Wissensproduktion in der Verkehrsplanung: Im Spannungsfeld zwischen Desinformation und multiplen Wahrheiten?
| Projektname: | Wissensproduktion in der Verkehrsplanung: Im Spannungsfeld zwischen Desinformation und multiplen Wahrheiten? |
| Leitung: | Prof. Dr.-Ing. André Bruns Prof. Dr.-Ing. Fabian Wenner |
| Projektbeteiligte: | M.Eng. Jana Busse |
| Laufzeit: | 01.01.2026 - 31.12.2026 |
| Finanzierende Institution oder Auftraggeber: | Hochschule RheinMain – Strategische Forschungsmittel (Förderlinie Forschungsgruppen) |
Projektbeschreibung
Die Mobilitätswende als Bestandteil einer sozial-ökologischen Transformation erfordert aktive gesellschaftliche Gestaltung. Die Verkehrsplanung bildet dabei einen zentralen Steuerungsprozess, in dem grundlegende Weichen für zukünftige Mobilität gestellt werden. Kommunikation übernimmt hierbei eine Schlüsselfunktion, da sie sowohl Informationsverarbeitung als auch Konfliktlösung ermöglicht und wesentlich zur Legitimation planerischer Entscheidungen beiträgt.

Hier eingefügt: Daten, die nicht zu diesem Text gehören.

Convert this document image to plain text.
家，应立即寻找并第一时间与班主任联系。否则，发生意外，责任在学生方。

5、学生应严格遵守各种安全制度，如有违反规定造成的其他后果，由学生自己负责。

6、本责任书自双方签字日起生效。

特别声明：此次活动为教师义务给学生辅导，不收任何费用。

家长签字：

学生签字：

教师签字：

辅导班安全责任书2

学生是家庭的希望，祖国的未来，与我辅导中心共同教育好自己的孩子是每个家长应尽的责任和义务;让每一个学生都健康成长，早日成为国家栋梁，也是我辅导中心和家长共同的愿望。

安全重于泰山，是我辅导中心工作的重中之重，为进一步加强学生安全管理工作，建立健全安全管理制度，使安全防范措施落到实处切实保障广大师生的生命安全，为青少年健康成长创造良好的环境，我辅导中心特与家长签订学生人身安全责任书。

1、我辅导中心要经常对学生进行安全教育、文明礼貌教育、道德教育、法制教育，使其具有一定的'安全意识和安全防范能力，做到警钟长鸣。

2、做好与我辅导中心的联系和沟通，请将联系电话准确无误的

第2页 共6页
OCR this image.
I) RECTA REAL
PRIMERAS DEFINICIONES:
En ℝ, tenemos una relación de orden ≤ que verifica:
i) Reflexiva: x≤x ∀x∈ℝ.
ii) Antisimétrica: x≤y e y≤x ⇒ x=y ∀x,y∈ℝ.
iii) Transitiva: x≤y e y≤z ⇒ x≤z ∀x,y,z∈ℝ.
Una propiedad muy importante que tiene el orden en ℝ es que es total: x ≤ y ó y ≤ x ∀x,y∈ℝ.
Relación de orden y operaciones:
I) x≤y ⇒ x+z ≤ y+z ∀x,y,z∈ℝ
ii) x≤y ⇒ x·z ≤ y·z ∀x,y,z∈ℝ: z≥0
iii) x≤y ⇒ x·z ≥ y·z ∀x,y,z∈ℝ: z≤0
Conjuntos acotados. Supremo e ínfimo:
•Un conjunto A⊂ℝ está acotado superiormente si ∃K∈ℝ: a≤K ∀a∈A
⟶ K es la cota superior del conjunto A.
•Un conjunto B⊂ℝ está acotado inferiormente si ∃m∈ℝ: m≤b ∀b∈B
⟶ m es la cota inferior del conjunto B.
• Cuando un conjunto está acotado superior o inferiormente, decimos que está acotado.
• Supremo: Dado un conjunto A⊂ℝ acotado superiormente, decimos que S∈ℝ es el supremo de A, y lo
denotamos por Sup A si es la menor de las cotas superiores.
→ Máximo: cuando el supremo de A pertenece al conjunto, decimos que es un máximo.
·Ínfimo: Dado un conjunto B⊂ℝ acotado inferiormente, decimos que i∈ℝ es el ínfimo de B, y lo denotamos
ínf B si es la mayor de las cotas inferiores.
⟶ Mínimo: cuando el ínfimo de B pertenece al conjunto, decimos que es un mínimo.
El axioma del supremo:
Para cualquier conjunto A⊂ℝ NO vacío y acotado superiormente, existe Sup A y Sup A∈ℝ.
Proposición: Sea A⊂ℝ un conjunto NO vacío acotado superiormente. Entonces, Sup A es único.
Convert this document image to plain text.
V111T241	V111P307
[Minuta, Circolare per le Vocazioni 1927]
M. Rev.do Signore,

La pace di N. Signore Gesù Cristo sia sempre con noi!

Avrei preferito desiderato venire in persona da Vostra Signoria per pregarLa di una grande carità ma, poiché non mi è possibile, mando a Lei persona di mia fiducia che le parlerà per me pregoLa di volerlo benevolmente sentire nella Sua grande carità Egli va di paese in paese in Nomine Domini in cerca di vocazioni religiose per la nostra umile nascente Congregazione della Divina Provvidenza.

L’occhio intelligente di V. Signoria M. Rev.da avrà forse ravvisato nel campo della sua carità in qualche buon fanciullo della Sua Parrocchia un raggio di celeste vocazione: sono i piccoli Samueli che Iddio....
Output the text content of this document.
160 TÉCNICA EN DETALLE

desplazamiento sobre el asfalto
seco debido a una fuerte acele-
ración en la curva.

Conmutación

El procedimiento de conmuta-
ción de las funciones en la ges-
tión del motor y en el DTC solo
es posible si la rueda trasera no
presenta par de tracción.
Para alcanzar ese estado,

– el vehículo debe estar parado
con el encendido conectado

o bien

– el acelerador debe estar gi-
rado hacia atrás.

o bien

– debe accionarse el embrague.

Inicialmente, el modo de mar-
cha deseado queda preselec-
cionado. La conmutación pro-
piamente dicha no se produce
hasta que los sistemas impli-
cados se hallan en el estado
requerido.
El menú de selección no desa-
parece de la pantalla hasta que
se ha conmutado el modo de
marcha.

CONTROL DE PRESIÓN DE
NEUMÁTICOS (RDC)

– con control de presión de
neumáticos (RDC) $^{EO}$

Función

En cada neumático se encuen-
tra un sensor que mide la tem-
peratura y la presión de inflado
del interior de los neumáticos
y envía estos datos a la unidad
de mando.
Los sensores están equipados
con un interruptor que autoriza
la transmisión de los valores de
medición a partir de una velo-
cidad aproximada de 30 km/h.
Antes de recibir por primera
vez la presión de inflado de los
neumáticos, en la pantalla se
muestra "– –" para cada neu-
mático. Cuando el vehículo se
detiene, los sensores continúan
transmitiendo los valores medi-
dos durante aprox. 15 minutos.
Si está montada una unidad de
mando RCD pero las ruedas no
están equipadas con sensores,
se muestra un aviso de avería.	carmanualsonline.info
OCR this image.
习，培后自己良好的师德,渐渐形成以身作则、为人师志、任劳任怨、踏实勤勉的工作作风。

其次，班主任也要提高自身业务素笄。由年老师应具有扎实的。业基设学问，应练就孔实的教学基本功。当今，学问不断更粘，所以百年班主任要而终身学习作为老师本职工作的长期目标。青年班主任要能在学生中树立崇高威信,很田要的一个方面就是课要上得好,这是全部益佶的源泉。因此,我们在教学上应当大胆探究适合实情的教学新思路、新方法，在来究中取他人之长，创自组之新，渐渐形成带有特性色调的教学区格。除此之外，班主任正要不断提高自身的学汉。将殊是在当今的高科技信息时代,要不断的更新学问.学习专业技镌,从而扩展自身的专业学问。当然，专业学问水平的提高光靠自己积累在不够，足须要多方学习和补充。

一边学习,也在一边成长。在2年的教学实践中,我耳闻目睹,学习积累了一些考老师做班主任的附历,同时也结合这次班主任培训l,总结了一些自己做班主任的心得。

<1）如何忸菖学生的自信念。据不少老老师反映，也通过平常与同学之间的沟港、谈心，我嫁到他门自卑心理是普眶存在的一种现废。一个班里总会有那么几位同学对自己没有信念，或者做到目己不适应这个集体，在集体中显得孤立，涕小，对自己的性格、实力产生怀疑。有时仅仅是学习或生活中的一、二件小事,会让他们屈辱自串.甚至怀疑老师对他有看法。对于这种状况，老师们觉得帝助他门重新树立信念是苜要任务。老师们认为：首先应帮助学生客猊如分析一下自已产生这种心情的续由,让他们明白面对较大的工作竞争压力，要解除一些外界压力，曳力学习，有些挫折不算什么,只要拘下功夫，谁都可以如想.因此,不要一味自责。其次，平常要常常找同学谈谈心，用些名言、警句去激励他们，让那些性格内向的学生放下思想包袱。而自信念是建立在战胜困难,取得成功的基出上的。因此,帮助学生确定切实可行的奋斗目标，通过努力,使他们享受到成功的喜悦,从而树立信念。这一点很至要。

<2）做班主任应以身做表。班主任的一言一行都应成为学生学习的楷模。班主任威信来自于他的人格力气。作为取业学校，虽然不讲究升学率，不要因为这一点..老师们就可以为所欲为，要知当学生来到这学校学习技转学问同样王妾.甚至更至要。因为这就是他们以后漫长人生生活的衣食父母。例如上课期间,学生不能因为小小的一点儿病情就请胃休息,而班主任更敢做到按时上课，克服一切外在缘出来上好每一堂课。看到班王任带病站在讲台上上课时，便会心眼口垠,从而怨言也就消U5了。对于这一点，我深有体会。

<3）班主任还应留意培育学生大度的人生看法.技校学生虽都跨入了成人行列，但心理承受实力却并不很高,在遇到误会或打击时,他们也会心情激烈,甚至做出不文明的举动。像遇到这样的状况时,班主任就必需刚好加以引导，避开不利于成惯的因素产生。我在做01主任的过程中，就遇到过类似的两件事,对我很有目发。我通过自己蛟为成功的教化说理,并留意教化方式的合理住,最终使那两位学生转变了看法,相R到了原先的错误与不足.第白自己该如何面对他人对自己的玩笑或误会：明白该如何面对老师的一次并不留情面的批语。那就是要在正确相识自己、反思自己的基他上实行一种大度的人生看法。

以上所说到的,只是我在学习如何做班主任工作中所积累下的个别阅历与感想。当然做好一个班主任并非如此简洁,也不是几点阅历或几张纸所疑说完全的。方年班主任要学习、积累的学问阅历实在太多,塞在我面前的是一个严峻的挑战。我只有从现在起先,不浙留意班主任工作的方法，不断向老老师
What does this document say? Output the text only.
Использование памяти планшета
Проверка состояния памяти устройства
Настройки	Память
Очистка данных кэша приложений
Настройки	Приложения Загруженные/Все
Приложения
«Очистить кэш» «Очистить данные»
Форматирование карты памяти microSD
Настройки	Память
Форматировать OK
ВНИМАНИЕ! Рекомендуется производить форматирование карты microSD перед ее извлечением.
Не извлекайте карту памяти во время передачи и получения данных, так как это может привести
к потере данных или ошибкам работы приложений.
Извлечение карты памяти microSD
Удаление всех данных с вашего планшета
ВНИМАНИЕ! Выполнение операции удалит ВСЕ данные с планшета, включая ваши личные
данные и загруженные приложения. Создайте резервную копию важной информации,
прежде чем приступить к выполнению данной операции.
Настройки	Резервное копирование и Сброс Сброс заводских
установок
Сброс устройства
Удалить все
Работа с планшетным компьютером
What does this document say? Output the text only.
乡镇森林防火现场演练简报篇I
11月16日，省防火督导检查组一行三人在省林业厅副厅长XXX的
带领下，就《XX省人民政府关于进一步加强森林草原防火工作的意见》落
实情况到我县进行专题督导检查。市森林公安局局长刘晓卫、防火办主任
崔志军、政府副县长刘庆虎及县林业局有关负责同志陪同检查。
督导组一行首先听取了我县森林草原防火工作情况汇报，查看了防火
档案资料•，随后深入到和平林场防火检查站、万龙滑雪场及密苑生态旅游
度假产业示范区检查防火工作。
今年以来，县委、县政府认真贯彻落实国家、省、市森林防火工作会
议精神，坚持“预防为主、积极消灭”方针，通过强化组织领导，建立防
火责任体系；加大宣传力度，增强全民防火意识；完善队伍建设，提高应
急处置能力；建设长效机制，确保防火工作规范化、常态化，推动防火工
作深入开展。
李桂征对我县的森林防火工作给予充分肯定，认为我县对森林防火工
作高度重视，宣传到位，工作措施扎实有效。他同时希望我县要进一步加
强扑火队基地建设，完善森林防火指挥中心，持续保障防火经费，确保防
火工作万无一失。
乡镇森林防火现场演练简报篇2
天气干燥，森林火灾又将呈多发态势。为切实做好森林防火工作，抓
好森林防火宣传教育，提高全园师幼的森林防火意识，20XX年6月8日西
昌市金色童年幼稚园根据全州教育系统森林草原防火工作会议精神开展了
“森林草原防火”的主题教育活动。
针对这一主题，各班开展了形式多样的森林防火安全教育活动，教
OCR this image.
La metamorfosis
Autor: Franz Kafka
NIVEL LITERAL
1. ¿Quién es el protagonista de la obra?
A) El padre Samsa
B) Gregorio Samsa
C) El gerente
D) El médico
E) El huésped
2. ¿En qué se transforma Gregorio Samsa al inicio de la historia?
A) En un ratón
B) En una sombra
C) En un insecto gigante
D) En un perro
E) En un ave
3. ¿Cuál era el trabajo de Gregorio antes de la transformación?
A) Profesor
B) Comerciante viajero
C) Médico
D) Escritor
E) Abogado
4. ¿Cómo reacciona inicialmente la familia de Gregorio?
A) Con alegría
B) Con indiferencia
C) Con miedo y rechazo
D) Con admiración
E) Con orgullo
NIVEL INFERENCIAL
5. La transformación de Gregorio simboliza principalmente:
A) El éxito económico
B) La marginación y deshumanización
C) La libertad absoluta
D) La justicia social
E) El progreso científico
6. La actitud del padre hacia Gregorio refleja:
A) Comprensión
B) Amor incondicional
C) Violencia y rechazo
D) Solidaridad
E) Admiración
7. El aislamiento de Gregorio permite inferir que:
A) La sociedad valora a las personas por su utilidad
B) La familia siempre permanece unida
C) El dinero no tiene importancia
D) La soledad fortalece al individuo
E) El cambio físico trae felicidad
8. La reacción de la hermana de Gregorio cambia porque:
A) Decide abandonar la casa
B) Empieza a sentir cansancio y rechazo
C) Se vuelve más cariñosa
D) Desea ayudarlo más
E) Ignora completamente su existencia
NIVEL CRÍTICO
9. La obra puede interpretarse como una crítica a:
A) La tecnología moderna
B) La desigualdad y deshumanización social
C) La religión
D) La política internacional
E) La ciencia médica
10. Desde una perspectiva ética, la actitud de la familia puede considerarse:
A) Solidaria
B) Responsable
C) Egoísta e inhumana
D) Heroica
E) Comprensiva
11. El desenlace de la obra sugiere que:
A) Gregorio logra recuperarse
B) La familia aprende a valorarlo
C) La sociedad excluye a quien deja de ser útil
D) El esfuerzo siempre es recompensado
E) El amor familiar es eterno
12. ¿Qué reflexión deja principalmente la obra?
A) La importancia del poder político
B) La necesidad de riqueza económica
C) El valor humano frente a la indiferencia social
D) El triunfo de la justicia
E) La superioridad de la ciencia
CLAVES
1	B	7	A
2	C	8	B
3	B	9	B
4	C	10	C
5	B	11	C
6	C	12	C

Gleichzeitig wird seit einigen Jahren eine zunehmende Bedrohung demokratischer Prozesse durch die bewusste Verbreitung von Des- und Fehlinformationen wahrgenommen. In verkehrsplanerischen Aushandlungsprozessen treffen unterschiedliche Wissensformen und Wahrheitsansprüche aufeinander – von wissenschaftlich fundierter Expertise bis hin zu subjektiven Erfahrungen und emotional gebundenen Ortsbezügen. Diese Vielfalt erzeugt „multiple Wahrheiten“, die sich nicht ohne Weiteres hierarchisieren lassen.
Das Forschungsprojekt untersucht, welche Rolle Desinformation in verkehrsplanerischen Aushandlungsprozessen spielt und wie sie sich von legitimer Wissensvielfalt unterscheiden lässt. Anhand qualitativ-interpretativ angelegter Fallstudien in kommunalen Verkehrsplanungsprozessen werden Konflikte um Wissen, Wahrheit und Deutungshoheit empirisch analysiert und theoretisch rückgebunden.
Ziel des Vorhabens ist es, ein differenziertes Verständnis von Desinformation im Kontext der Verkehrsplanung zu entwickeln, praxisrelevante Handlungsansätze abzuleiten und Impulse für eine epistemisch gerechte Planungskultur zu setzen.